En vérité, il est regrettable que des questions de rivalités sociales séparent les deux familles les plus qualifiées de Standard-Island. Walter Tankerdon eût paru tout spécialement créé pour devenir l'époux de Dy Coverley.

Mais c'est là une combinaison à laquelle il ne faut point songer… Plutôt couper en deux Standard-Island, et s'en aller, les Bâbordais sur une moitié, les Tribordais sur l'autre, que de jamais signer un pareil contrat de mariage!

«À moins que l'amour ne se mêle de l'affaire!» dit parfois le surintendant en clignant de l'oeil sous son binocle d'or.

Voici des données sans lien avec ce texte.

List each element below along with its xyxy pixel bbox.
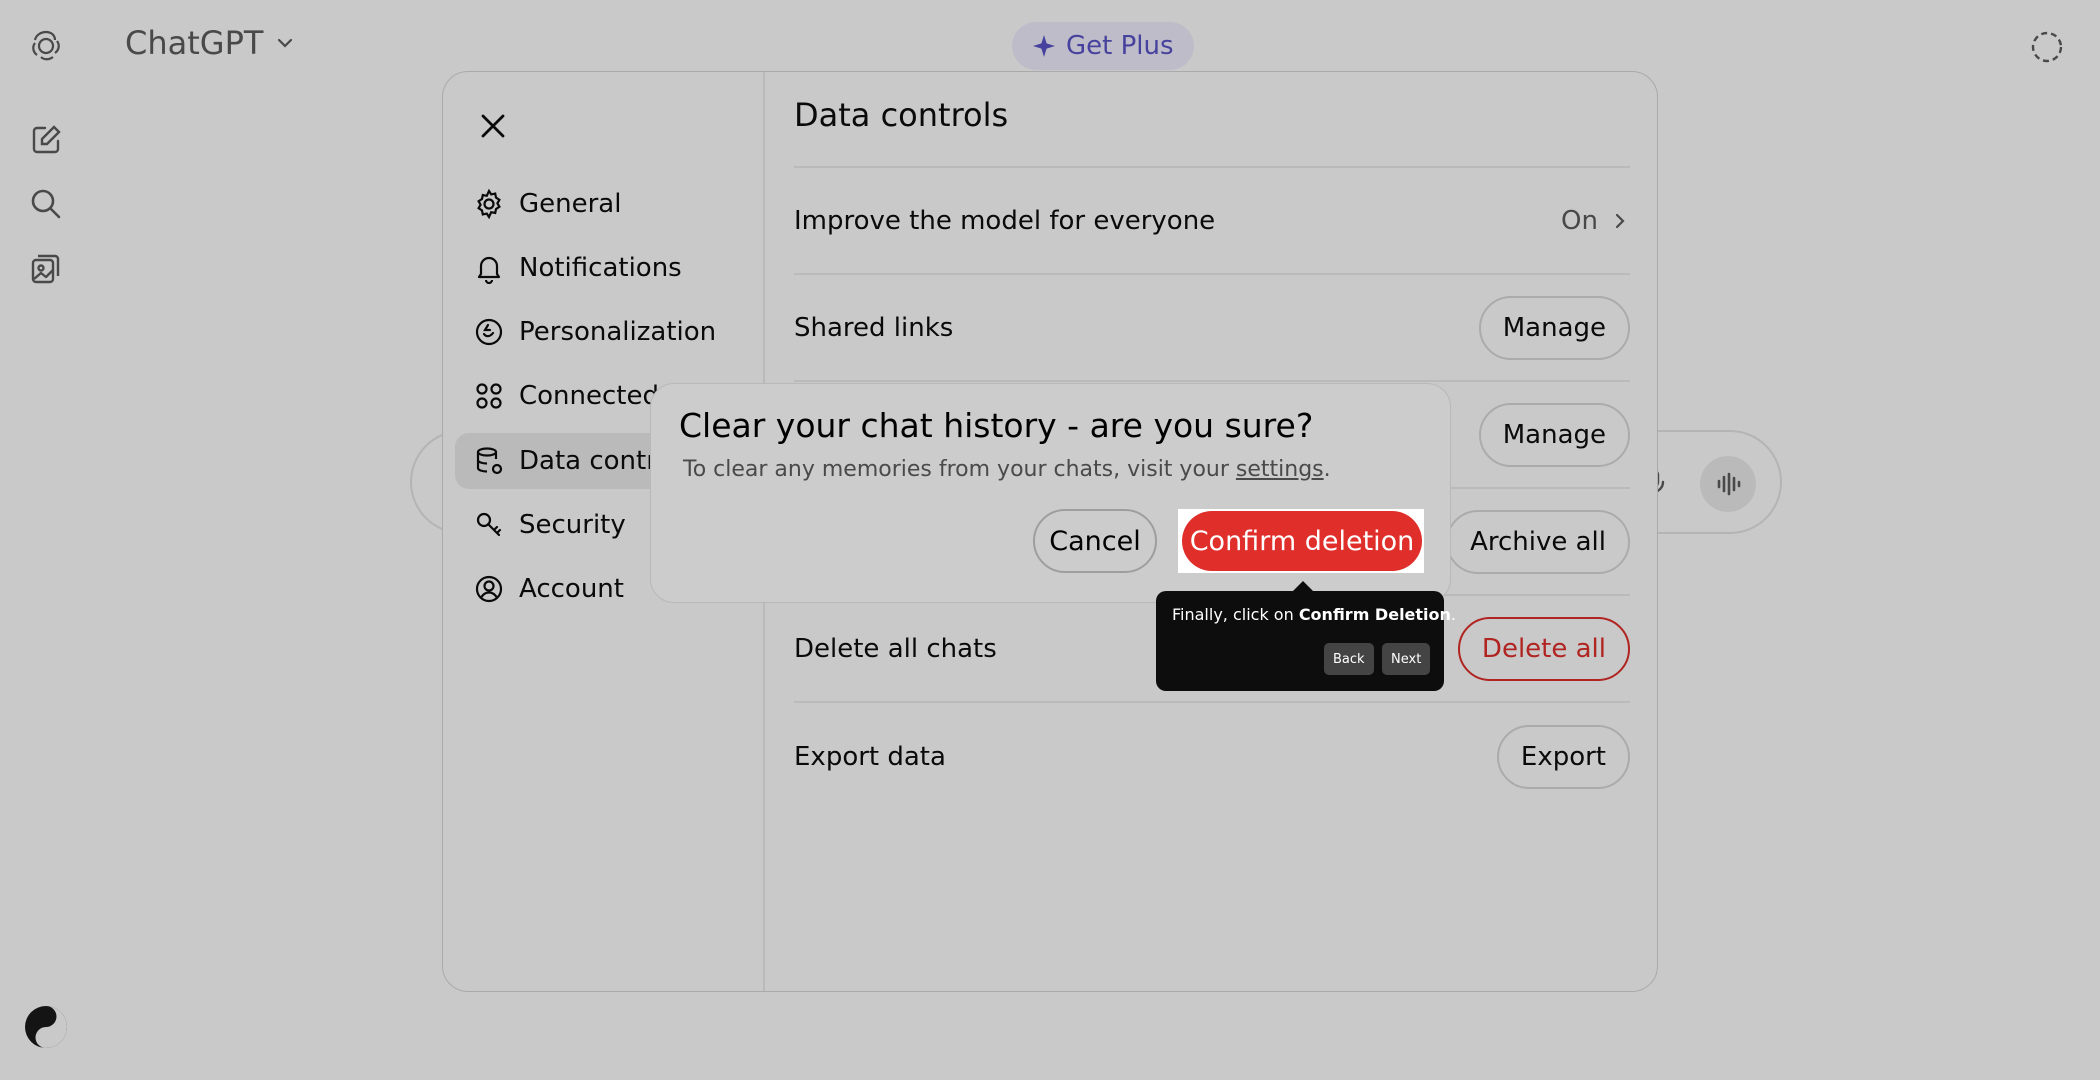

Mais il ne semble pas que Walter Tankerdon ait quelque penchant pour Dy Coverley, et inversement, — ou, du moins, si cela est, tous deux observent une réserve, qui déjoue les curiosités du monde sélect de Milliard-City.

L'île à hélice continue à descendre vers l'Équateur, en suivant à peu près le cent soixantième méridien. Devant elle se développe cette partie du Pacifique qui offre les plus larges espaces dépourvus d'îles et d'îlots et dont les profondeurs atteignent jusqu'à deux lieues. Pendant la journée du 25 juillet, on passe au-dessus du fond de Belknap, un abîme de six mille mètres, d'où la sonde a pu ramener ces curieux coquillages ou zoophytes, constitués de manière à supporter impunément la pression de telles masses d'eau, évaluée à six cents atmosphères.

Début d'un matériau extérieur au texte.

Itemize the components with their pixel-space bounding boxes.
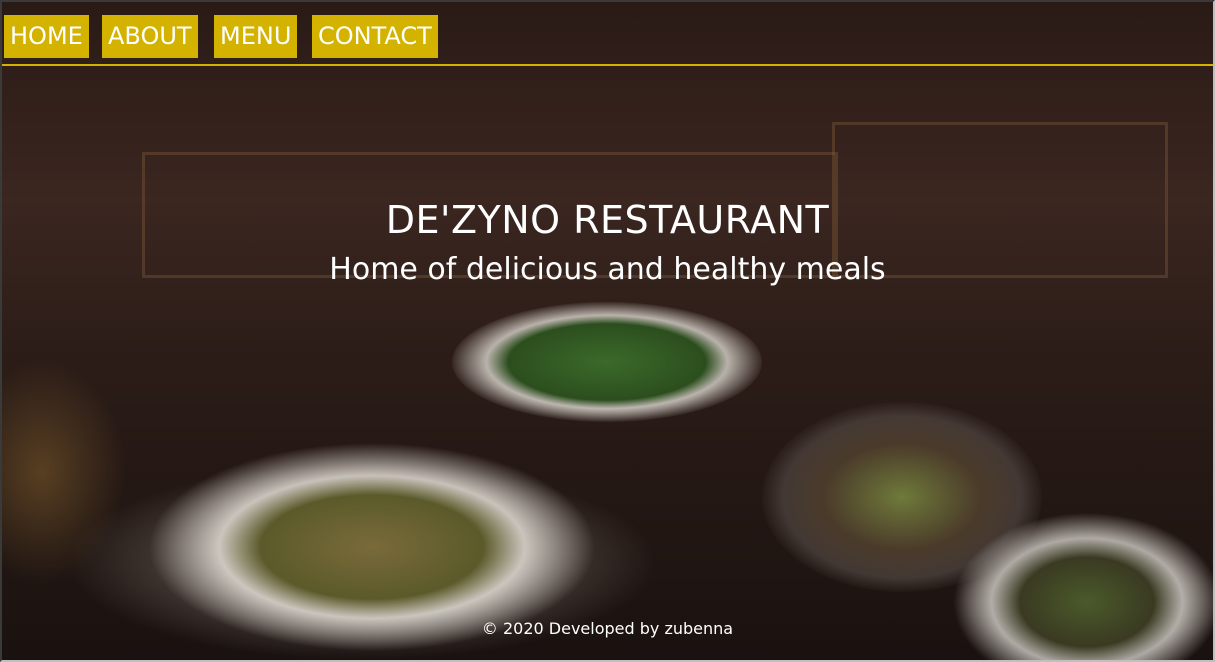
page: HOME ABOUT MENU CONTACT DE'ZYNO RESTAURA…: [0, 0, 1215, 662]
hero-title: DE'ZYNO RESTAURANT: [385, 198, 830, 242]
top-navigation: HOME ABOUT MENU CONTACT: [2, 2, 1213, 66]
nav-contact[interactable]: CONTACT: [312, 15, 438, 58]
footer-copyright: © 2020 Developed by zubenna: [481, 619, 734, 638]
hero-subtitle: Home of delicious and healthy meals: [329, 252, 886, 287]
nav-home[interactable]: HOME: [4, 15, 89, 58]
nav-menu[interactable]: MENU: [214, 15, 298, 58]
nav-about[interactable]: ABOUT: [102, 15, 198, 58]
background-plate-salad: [452, 302, 762, 422]
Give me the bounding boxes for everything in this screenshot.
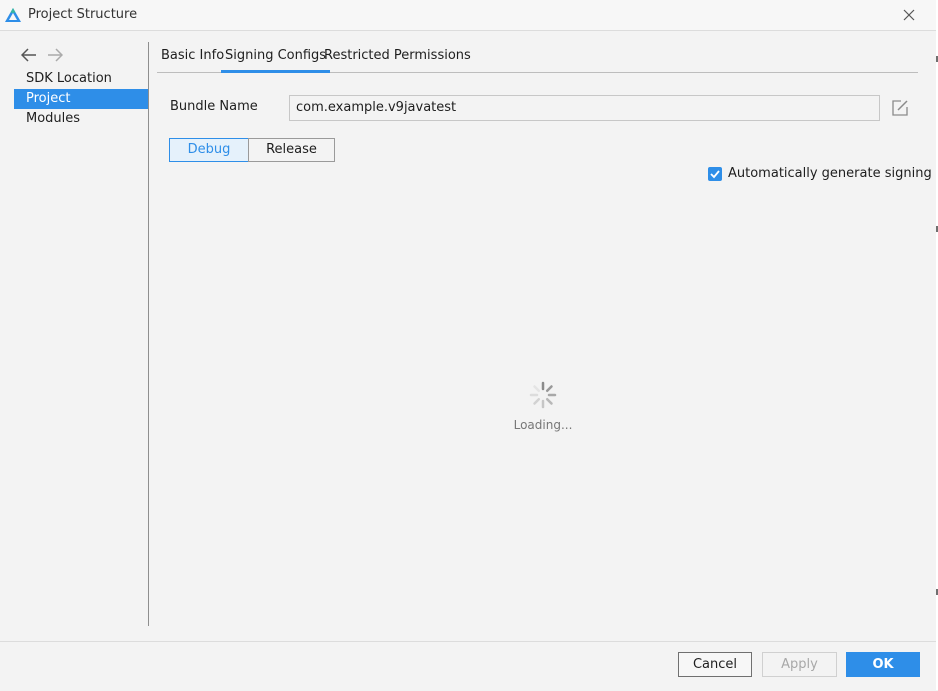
loading-label: Loading...	[513, 418, 573, 432]
auto-signing-label[interactable]: Automatically generate signing	[728, 166, 932, 181]
app-logo-icon	[5, 8, 21, 26]
sidebar-divider	[148, 42, 149, 626]
bundle-name-field[interactable]: com.example.v9javatest	[289, 95, 880, 121]
edit-bundle-button[interactable]	[891, 99, 909, 117]
sidebar-item-sdk-location[interactable]: SDK Location	[14, 69, 148, 89]
tab-restricted-permissions[interactable]: Restricted Permissions	[320, 44, 475, 72]
sidebar-item-project[interactable]: Project	[14, 89, 148, 109]
close-button[interactable]	[902, 8, 916, 22]
spinner-icon	[529, 381, 557, 409]
arrow-right-icon	[48, 48, 64, 62]
apply-button[interactable]: Apply	[762, 652, 837, 677]
bundle-name-label: Bundle Name	[170, 99, 258, 114]
checkmark-icon	[710, 170, 720, 179]
release-toggle[interactable]: Release	[248, 138, 335, 162]
auto-signing-checkbox[interactable]	[708, 167, 722, 181]
cancel-button[interactable]: Cancel	[678, 652, 752, 677]
back-button[interactable]	[20, 47, 37, 63]
tab-bar: Basic Info Signing Configs Restricted Pe…	[157, 44, 918, 73]
forward-button[interactable]	[47, 47, 64, 63]
tab-basic-info[interactable]: Basic Info	[157, 44, 228, 72]
close-icon	[903, 9, 915, 21]
sidebar-item-modules[interactable]: Modules	[14, 109, 148, 129]
edit-icon	[892, 100, 908, 116]
tab-signing-configs[interactable]: Signing Configs	[221, 44, 331, 73]
window-title: Project Structure	[28, 7, 138, 22]
ok-button[interactable]: OK	[846, 652, 920, 677]
title-bar: Project Structure	[0, 0, 936, 31]
debug-toggle[interactable]: Debug	[169, 138, 249, 162]
arrow-left-icon	[20, 48, 36, 62]
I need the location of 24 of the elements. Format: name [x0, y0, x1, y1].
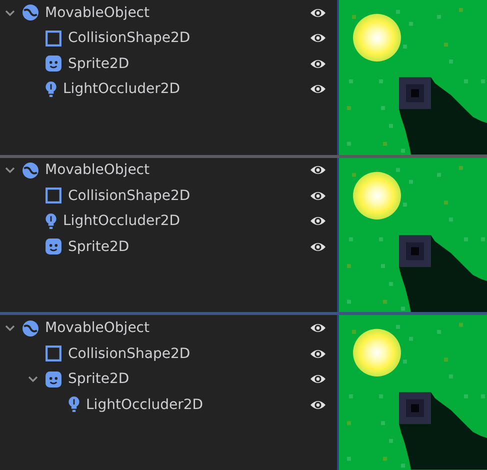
node-label[interactable]: Sprite2D: [68, 56, 309, 72]
face-icon: [45, 55, 62, 72]
node-label[interactable]: CollisionShape2D: [68, 30, 309, 46]
bulb-icon: [45, 212, 57, 230]
node-label[interactable]: LightOccluder2D: [63, 81, 309, 98]
node-label[interactable]: CollisionShape2D: [68, 346, 309, 362]
face-icon: [45, 238, 62, 256]
square-icon: [45, 345, 62, 362]
node-label[interactable]: MovableObject: [45, 320, 309, 336]
node-label[interactable]: LightOccluder2D: [86, 396, 309, 413]
node-label[interactable]: Sprite2D: [68, 371, 309, 388]
square-icon: [45, 187, 62, 204]
globe-icon: [22, 162, 39, 179]
node-label[interactable]: MovableObject: [45, 4, 309, 21]
node-label[interactable]: CollisionShape2D: [68, 188, 309, 204]
square-icon: [45, 30, 62, 47]
bulb-icon: [45, 80, 57, 98]
globe-icon: [22, 4, 39, 22]
globe-icon: [22, 320, 39, 337]
bulb-icon: [68, 396, 80, 414]
node-label[interactable]: MovableObject: [45, 162, 309, 178]
face-icon: [45, 370, 62, 388]
node-label[interactable]: Sprite2D: [68, 238, 309, 255]
node-label[interactable]: LightOccluder2D: [63, 213, 309, 230]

Cinq jours après, Standard-Island s'engage à travers un groupe appartenant à l'Angleterre, bien qu'il soit parfois désigné sous le nom d'îles Américaines. Après avoir laissé Palmyra et Suncarung sur tribord, elle se rapproche à cinq milles de Fanning, un des nombreux gîtes à guano de ces parages, le plus important de l'archipel. Du reste, ce sont des cimes émergées, plutôt arides que verdoyantes, dont le Royaume-Uni n'a pas tiré grand profit jusqu'alors. Mais il a un pied posé en cet endroit, et l'on sait que le large pied de l'Angleterre laisse généralement des empreintes ineffaçables.

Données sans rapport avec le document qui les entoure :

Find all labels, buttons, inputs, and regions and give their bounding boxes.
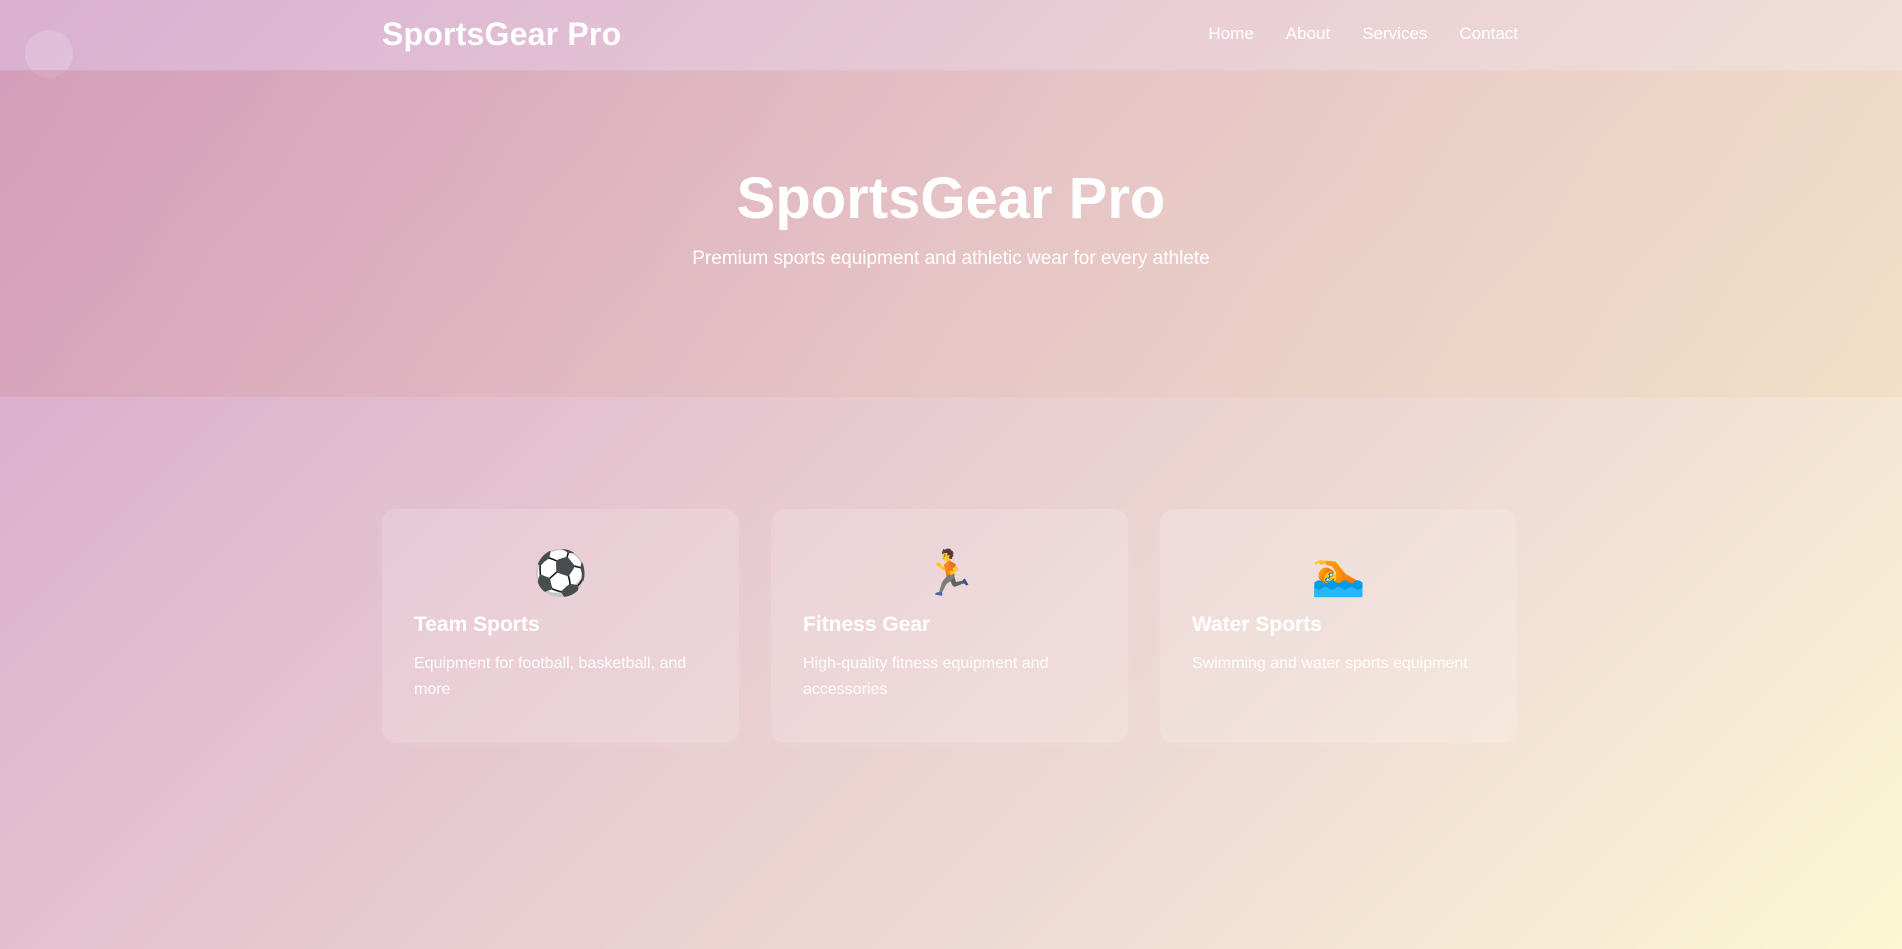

Chaque jour, tandis que ses camarades parcourent le parc ou la campagne environnante, Frascolin, très intéressé par les détails de cette curieuse navigation, se rend à la batterie de l'Éperon. Il s'y rencontre souvent avec le commodore. Ethel Simcoë le renseigne volontiers sur les phénomènes spéciaux à ces mers, et, lorsqu'ils offrent quelque intérêt, le second violon ne néglige pas de les communiquer à ses compagnons.